Aoibhe’s death was all the more tragic because of Siobhan’s absence. On the night Aoibhe passed away, a heavily-pregnant Siobhan was forced to stay in hospital due to pregnancy complications, oblivious to the seriousness of Aoibhe’s condition.

“I never held her or got to say goodbye, it’s just all so wrong. Losing Aoibhe has just broken our hearts. We miss her so much she was so loved and adored, it has changed our lives.”

Picking up the pieces has been a slow and gruelling process for the resilient mum but slowly rebuilding her and her family’s life, Siobhan turned to the Meningitis Trust for solace. “I got in contact with the Meningitis Trust a few months after Aoibhe died. They provided such wonderful support.”

An active volunteer ever since, Siobhan has raised over €40,000 for the Meningitis Trust and has handed out more than 6,700 ‘Sign and Symptoms’ cards.

And now, thanks to the Vodafone ‘World of Difference’ programme, which gives 30 people across Ireland the opportunity to work in different charities and organisations across the country, Siobhan is working with the Meningitis Trust full-time for three months.

She says: “I get to raise muchneeded awareness, especially when it comes to the symptoms of meningitis. The majority of people believe they should wait for a rash but by the time they do that it is too late. Please God, through my work, I can prevent another family from going through this pain.
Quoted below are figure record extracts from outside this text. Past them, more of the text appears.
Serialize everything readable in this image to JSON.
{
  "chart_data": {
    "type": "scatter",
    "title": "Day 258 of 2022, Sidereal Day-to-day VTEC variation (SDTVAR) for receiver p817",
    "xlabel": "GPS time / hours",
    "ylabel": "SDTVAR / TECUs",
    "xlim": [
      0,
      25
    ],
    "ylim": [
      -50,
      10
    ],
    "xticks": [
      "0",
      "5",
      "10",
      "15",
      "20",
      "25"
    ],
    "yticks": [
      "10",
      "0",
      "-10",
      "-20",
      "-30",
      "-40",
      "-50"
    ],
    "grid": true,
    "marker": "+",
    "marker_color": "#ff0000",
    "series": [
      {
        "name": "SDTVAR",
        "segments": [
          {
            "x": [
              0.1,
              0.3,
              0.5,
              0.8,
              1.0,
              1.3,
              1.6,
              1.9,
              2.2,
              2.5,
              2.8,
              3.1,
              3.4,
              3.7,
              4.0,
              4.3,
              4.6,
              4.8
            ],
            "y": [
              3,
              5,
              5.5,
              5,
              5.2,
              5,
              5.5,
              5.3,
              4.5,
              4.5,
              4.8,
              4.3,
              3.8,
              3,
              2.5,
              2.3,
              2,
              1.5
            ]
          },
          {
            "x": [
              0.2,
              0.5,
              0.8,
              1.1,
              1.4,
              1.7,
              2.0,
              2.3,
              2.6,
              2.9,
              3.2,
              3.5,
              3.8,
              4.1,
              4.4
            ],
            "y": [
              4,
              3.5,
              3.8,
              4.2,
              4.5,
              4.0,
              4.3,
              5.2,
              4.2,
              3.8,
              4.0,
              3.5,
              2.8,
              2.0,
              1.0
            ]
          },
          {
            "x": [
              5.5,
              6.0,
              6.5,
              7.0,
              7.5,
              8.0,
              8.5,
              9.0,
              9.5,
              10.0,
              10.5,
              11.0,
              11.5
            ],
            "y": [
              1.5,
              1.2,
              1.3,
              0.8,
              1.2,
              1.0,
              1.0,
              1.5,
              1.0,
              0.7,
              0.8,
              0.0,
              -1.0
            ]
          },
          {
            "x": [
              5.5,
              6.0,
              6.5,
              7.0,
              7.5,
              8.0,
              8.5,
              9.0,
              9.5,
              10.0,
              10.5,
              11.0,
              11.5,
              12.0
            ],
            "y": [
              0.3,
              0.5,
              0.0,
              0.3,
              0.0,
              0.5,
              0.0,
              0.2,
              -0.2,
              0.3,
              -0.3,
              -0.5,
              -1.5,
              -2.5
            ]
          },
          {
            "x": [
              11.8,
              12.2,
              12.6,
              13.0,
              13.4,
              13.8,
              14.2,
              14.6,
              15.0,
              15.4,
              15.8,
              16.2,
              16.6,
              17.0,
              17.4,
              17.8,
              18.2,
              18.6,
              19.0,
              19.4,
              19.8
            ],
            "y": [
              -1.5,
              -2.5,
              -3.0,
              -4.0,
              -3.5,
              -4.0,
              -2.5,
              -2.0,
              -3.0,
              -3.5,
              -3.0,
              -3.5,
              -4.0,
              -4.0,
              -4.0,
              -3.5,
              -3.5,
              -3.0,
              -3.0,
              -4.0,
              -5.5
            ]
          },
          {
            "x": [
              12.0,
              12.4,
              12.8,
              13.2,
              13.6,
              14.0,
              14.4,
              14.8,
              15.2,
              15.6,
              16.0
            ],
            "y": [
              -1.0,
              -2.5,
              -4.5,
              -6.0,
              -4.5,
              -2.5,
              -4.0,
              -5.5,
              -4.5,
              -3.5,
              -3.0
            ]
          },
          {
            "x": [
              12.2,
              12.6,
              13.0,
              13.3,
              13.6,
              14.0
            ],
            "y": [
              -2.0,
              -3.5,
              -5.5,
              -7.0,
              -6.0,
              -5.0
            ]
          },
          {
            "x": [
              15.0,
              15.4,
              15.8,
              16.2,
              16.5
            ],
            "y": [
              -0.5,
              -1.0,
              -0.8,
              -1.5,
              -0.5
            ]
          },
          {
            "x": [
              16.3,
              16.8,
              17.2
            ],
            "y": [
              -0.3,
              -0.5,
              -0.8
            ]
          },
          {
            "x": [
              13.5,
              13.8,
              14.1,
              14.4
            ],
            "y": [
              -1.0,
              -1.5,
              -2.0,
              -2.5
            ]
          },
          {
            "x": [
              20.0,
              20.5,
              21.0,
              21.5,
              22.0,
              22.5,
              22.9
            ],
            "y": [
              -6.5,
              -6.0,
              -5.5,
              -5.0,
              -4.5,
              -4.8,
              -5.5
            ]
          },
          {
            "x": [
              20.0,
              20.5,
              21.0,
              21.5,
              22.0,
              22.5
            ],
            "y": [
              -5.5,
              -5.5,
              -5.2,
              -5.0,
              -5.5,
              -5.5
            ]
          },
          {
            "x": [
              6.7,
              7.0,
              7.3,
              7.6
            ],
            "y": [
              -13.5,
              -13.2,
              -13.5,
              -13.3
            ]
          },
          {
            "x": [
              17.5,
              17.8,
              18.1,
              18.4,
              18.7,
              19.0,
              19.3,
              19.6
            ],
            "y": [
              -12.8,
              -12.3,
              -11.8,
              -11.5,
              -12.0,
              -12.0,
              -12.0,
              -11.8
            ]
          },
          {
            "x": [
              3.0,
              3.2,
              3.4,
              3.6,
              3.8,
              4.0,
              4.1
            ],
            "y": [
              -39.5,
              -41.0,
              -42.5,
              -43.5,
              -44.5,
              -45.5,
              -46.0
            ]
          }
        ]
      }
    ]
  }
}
“There are never many opportunities to work with a charity and get paid but the Vodafone ‘World of Difference’ programme has ensured that I have the opportunity to work with such a worth while charity and really give something back.”

The Meningitis Trust supports anyone affected by this lifechanging disease through its free professional aftercare and support services. These include a 24-hour helpline (1800 523 196 in the Republic and 0800 028 1828 from Northern Ireland), staffed by nurses, counselling, bereavement support and home visits.